State Estimation of a Shape-Flexible Multifingered Robotic Hand Leveraging Multiple Proximity Sensors

This paper investigates state estimation for continuum robotic fingers in feature-sparse and dynamic in-hand manipulation environments. Continuum fingers, inspired by continuum robots, offer enhanced flexibility and wider reachable workspace compared with conventional rigid-link fingers to enable grasping and manipulation tasks. However, they lack encoder-based joint angle measurements, making it difficult to determine fingertip positions, particularly under external forces during contact. This limitation hinders precision grasping and prevents the full exploitation of their high dexterity. To address this challenge, we developed a simultaneous localization and mapping framework for continuum fingers using proximity sensors. Unlike conventional simultaneous localization and mapping that assumes feature-rich environments, grasping scenarios present feature-sparse conditions with limited environmental information.

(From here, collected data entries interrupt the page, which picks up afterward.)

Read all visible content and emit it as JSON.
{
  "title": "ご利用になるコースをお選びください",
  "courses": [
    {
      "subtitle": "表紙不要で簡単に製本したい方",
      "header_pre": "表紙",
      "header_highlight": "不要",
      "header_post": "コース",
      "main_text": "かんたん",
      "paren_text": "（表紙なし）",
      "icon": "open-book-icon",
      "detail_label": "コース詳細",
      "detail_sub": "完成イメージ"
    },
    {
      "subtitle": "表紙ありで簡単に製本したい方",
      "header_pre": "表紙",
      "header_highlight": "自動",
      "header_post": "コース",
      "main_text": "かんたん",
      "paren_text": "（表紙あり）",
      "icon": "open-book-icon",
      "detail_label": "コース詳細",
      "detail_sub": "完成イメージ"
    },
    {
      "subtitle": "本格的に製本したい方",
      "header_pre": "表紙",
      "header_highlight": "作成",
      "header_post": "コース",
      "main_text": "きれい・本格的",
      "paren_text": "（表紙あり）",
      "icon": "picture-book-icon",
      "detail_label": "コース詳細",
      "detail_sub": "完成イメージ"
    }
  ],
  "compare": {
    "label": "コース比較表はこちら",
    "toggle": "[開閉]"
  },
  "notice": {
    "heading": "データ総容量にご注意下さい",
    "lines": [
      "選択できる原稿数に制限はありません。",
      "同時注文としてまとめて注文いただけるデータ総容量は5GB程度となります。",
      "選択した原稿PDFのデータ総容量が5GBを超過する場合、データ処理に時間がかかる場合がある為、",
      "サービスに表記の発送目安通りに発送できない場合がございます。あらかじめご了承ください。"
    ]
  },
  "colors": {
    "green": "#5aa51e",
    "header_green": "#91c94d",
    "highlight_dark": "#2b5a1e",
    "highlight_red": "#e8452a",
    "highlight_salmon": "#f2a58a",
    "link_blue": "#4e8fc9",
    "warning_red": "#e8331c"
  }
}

We propose an estimator that fuses proximity sensing with a constant-curvature kinematic prior by replacing encoder angles with virtual joint angles. The key idea is to leverage the designed in-hand elements, namely opposing fingers and the palm, as stable reference geometry. Simulations demonstrate that the proposed estimator outperforms a kinematics-only baseline by suppressing bias and reducing position error. Three-dimensional contoured palms enhance observability, with a composite wavy palm yielding the smallest errors without temporal drift. These findings indicate that the designed in-hand geometry combined with temporal map management enables effective state estimation for continuum fingers in feature-sparse and dynamic grasping scenarios.